Strickland, called "Frog" by his family and friends, was inside sleeping early Wednesday morning, and woke up to a bedroom full of smoke. He says he had to jump out of an upstairs window to escape with his life. It appears the brand new house is a total loss. For now, Stricklan is staying with his grandmother who lives next door.
"My grandma, she's worried to death that whoever done it might go to her house and do it again because of me being there," he said.
There haven't been any arrests for the suspected arson, but fire investigators think this is an isolated incident. Still, people who live near the crime scene aren't exactly resting easy.
"I just hope they catch the person that done it," neighbor Sherry Nealey said.
"That's my main concern is they catch the person because if it's someone trying to hurt him, they need to be caught." Another big element in this story, the benefactor of the house.
Strickland is 17 years old and doesn't have a job or parents active in his life. He says Sen. Soles paid for his house, his Corvette, and a pair of four-wheelers, on top of giving him a generous allowance if Strickland agreed to finish school. WWAY has been been trying to reach Sen. Soles to confirm that for weeks.

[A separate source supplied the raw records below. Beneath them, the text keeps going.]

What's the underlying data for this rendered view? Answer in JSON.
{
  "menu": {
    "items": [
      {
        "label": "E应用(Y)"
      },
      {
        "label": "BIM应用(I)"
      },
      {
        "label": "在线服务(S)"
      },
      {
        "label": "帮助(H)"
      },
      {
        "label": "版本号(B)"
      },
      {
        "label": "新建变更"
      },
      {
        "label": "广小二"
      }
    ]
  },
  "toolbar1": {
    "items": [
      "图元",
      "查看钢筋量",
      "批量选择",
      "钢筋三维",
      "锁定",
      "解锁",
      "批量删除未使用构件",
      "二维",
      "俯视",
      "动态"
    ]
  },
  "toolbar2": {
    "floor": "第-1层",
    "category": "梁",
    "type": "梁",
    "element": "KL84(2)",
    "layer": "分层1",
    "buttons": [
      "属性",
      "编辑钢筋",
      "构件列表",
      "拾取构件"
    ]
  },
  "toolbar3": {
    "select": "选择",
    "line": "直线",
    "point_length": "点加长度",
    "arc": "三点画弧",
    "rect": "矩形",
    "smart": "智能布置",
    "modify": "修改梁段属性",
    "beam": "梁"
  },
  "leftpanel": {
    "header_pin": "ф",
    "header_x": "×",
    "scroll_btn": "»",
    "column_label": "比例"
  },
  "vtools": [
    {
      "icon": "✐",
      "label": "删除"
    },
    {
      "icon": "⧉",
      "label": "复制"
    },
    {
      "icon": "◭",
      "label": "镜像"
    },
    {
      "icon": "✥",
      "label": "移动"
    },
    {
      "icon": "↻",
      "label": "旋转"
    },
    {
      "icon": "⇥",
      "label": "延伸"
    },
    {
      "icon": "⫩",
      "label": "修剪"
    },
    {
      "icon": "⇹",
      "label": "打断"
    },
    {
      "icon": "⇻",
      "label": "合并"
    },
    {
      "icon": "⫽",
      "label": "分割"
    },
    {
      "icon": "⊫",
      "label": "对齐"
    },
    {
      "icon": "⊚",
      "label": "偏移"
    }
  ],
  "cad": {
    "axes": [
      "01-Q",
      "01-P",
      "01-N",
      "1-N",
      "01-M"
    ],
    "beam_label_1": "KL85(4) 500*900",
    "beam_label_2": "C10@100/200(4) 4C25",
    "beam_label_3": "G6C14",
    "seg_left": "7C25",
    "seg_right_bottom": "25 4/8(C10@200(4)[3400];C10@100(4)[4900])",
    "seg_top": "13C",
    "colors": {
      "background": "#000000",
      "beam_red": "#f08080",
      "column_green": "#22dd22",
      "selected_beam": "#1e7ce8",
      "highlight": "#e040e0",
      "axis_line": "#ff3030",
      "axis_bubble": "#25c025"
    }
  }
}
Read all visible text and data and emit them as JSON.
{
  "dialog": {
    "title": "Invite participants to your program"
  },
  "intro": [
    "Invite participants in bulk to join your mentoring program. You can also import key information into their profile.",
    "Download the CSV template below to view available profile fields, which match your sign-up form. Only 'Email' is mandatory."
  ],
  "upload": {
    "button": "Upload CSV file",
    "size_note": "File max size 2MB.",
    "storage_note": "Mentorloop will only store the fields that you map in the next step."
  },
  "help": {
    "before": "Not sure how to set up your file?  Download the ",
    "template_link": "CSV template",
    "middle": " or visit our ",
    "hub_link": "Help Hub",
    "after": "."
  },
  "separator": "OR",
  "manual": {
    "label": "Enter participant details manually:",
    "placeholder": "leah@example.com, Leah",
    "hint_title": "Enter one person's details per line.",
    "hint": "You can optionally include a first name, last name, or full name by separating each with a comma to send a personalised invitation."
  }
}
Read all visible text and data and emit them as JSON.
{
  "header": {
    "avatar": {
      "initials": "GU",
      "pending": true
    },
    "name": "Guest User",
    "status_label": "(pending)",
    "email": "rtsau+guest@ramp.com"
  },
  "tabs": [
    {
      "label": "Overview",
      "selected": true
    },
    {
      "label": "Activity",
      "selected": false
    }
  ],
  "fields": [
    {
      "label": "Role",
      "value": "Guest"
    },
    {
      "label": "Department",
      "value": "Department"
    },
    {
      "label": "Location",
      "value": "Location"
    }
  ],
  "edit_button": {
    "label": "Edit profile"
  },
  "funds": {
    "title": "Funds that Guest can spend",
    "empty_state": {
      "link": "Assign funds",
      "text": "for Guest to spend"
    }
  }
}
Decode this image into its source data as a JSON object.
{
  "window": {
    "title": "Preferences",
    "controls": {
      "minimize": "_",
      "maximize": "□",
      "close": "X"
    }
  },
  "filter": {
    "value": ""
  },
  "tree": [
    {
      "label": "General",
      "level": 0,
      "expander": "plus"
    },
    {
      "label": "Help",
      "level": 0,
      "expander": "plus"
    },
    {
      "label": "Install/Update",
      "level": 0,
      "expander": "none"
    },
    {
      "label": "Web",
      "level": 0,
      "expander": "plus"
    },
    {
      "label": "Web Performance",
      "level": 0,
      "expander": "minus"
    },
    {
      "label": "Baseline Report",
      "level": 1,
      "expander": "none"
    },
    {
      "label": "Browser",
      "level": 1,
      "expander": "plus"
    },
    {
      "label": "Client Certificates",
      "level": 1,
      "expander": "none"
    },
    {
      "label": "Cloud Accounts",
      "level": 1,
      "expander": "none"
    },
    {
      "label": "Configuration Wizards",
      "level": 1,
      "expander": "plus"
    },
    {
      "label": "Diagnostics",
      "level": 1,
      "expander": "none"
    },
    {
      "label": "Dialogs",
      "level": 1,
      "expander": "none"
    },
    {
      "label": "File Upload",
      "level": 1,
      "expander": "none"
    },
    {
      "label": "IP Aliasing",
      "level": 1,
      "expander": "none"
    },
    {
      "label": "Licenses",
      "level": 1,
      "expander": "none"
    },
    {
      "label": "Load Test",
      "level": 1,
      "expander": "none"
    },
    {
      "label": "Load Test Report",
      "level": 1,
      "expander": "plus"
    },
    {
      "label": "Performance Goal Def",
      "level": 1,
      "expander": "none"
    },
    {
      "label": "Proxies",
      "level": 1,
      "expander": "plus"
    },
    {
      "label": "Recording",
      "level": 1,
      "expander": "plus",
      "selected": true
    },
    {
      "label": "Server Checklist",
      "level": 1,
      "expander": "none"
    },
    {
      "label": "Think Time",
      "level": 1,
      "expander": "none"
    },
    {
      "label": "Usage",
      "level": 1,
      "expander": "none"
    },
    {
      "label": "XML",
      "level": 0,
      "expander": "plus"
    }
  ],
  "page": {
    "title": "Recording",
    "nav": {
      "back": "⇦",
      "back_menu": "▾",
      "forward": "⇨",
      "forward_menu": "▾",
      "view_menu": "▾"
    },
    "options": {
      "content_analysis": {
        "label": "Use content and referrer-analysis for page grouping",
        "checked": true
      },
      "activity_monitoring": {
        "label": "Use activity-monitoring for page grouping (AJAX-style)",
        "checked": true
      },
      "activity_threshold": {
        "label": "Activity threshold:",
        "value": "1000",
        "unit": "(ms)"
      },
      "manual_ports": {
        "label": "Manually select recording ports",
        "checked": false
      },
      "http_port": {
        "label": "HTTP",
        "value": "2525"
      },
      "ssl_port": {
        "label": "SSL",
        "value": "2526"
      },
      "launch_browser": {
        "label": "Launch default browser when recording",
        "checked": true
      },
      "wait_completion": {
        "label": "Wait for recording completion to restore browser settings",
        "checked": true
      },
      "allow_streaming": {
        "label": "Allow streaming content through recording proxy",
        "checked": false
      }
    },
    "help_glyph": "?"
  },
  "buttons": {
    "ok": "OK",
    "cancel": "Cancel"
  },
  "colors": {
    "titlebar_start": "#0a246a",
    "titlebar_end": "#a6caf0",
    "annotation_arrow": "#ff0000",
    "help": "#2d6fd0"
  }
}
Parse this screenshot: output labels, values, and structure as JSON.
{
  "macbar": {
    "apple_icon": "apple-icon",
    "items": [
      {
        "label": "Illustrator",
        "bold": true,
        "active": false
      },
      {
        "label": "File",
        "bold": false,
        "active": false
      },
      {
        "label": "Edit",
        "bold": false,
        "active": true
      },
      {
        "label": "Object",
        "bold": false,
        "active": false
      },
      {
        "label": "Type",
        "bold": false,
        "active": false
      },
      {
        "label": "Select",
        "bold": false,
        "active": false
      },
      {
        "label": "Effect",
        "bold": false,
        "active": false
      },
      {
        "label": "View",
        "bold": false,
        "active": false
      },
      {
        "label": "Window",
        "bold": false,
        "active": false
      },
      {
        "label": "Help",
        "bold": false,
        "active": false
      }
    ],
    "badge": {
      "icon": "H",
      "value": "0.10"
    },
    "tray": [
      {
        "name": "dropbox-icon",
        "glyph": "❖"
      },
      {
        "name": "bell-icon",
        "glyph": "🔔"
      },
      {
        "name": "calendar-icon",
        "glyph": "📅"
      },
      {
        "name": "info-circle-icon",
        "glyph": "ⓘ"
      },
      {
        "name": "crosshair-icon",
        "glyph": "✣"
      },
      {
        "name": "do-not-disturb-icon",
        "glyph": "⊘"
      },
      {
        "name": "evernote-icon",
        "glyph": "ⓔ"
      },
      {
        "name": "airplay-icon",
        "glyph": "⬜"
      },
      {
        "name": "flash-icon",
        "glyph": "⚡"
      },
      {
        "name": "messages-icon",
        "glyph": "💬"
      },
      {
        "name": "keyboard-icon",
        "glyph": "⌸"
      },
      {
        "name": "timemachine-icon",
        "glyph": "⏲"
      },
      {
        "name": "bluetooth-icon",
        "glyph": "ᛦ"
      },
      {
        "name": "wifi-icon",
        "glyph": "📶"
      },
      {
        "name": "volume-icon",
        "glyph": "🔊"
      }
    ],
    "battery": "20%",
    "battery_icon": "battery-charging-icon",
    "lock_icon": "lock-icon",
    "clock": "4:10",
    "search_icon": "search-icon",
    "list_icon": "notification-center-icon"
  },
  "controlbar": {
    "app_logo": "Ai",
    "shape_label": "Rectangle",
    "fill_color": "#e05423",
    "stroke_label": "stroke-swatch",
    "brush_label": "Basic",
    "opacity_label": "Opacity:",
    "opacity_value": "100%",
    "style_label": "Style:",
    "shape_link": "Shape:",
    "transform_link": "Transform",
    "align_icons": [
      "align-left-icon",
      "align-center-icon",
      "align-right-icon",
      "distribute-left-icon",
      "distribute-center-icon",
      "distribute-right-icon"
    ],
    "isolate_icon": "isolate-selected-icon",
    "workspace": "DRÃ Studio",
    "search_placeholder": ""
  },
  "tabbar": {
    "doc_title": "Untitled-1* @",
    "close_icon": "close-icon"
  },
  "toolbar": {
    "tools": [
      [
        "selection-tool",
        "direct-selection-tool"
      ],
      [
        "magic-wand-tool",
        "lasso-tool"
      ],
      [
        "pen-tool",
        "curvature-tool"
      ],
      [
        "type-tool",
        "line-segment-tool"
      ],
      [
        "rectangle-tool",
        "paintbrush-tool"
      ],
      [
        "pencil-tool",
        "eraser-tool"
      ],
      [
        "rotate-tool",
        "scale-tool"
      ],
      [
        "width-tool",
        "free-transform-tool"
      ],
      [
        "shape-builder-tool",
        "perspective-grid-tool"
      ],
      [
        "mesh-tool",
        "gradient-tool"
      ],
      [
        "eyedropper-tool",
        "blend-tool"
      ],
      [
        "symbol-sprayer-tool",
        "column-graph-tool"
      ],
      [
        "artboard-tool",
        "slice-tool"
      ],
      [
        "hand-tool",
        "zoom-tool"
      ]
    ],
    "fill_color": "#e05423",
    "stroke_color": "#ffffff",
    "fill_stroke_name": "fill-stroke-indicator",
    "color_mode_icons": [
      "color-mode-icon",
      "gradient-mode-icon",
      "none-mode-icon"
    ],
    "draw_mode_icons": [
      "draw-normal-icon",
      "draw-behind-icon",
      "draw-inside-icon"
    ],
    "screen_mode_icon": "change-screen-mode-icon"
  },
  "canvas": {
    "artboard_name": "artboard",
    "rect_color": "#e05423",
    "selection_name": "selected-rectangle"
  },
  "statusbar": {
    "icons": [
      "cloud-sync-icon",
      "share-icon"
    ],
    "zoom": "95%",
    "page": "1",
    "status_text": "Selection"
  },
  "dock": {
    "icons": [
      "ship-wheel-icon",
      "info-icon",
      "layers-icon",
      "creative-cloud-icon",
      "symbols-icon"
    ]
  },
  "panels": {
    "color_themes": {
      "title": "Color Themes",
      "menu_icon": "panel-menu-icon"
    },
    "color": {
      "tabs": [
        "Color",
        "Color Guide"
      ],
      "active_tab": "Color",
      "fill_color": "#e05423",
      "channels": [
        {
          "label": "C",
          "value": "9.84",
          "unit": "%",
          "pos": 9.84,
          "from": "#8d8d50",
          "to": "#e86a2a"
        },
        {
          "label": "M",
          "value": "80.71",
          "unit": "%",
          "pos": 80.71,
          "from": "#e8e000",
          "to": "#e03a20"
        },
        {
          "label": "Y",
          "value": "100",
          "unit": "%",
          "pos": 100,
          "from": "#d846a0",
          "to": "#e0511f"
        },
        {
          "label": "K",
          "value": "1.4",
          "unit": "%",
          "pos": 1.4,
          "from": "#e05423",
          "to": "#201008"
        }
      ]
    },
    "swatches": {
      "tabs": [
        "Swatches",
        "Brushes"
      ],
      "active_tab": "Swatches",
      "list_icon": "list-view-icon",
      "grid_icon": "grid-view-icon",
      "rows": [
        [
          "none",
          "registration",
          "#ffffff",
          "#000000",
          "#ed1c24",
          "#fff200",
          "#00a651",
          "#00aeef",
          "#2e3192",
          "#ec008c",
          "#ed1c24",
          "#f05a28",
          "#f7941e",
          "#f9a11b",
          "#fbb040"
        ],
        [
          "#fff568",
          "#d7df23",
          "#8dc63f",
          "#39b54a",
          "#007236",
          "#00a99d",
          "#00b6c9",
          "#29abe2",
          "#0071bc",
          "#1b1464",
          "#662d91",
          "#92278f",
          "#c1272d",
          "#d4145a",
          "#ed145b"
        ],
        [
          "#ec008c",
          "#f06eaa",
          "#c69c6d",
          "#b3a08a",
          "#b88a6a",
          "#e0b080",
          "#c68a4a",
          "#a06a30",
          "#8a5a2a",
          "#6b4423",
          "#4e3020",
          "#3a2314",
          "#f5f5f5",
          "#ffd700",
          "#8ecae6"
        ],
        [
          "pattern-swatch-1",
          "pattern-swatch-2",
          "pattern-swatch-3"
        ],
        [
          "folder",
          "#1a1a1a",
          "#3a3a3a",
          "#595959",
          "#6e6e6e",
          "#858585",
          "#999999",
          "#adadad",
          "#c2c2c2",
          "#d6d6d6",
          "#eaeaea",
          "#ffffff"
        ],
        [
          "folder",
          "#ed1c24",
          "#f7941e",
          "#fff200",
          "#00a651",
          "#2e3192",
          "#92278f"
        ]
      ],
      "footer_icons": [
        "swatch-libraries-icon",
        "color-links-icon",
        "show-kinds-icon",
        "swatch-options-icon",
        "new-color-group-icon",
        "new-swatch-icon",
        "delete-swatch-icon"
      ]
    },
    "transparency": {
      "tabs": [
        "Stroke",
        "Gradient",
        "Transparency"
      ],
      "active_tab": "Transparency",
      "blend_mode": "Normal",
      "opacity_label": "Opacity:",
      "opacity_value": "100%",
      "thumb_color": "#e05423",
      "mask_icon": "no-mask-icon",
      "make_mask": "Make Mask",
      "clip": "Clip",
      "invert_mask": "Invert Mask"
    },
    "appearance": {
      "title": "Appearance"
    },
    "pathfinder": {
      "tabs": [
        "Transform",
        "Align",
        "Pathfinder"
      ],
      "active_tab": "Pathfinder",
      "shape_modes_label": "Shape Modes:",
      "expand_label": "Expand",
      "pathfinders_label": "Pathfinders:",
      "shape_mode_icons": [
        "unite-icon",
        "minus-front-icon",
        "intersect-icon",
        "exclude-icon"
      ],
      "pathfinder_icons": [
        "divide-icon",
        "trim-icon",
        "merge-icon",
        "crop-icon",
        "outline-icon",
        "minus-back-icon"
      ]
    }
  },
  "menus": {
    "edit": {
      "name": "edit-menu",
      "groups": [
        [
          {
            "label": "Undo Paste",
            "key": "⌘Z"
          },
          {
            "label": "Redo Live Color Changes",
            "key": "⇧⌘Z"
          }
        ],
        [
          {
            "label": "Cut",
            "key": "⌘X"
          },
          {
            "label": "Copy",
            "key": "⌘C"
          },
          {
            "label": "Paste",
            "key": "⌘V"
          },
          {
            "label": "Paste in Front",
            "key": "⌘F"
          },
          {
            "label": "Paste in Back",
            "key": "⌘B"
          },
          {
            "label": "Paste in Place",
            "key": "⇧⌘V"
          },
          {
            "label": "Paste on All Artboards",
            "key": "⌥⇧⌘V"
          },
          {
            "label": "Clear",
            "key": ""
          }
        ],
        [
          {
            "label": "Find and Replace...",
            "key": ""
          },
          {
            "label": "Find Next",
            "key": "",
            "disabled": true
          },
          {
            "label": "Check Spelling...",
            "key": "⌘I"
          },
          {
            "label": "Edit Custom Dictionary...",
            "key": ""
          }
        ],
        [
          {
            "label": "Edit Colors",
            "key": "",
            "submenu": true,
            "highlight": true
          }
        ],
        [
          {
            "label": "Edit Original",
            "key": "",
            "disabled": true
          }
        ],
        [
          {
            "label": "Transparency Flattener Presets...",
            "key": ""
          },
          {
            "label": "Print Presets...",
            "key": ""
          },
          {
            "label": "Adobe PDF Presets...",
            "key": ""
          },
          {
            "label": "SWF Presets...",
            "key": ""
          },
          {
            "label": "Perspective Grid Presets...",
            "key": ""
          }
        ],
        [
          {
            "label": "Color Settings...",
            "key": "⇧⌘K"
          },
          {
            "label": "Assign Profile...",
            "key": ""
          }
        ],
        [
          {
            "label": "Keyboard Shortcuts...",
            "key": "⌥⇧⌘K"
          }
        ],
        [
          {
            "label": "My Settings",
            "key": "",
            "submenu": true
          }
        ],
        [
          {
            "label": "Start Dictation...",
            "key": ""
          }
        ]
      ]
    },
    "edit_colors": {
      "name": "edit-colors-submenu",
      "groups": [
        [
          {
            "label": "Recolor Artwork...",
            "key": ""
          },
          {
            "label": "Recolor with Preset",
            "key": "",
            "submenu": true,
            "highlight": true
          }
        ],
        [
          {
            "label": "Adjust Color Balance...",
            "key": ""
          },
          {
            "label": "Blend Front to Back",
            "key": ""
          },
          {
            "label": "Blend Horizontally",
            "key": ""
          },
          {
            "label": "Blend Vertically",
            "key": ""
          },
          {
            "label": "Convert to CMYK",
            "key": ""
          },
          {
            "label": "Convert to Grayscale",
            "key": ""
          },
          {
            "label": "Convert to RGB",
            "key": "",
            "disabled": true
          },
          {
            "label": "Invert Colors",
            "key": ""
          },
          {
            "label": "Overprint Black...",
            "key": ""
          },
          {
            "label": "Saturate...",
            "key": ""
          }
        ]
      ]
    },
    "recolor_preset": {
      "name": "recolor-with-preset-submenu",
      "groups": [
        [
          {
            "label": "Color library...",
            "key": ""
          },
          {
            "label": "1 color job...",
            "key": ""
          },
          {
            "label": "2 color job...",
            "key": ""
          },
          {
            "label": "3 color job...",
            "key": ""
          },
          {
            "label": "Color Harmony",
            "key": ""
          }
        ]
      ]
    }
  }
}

Morning anchor Kevin Wuzzardo finally talked to the Senator on Tuesday, and this is what happened: Kevin: "On another matter, a young man named Allen Strickland told us that you've given him tens of thousands of dollars to pay for his house and his car, as part of an arrangement that if he finishes school, you'll buy him these things. Have you given him that money?:
Soles: "I cannot hear you."
Kevin: (Louder) "A young man named Allen Strickland told us that you've given him tens of thousands of dollars to pay for his house and his car."
Soles: "I cannot hear you, speak up."
Kevin: (Louder) "A young man named Allen Strickland - "
Soles: "Speak up."
Kevin: "Do you hear me, Senator?"
The phone then went dead. Sen. Soles had no problems hearing during the first nine minutes of the interview about the state budget, and he wasn't available when we called back after the line went dead. Strickland hasn't talked to Sen. Soles either.
"I've had no contact with him since Saturday when we had a falling out," Strickland said.
The entire Strickland family has been affected by the incident. His sister says she fears for his life. "Who could have done this? Who would have that spite on a 17-year-old child?," asked Cheyanne Strickland.
Cheyenne Strickland says her brother and the Senator have had a rocky relationship for some time. "He's threatened his life many times, and told him if you do not get off my driveway, and leave me alone, you're dead," Cheyanne told WWAY.
We will continue to reach out to Sen. Soles for comment. If you're wondering, Allen Strickland's home was covered by insurance.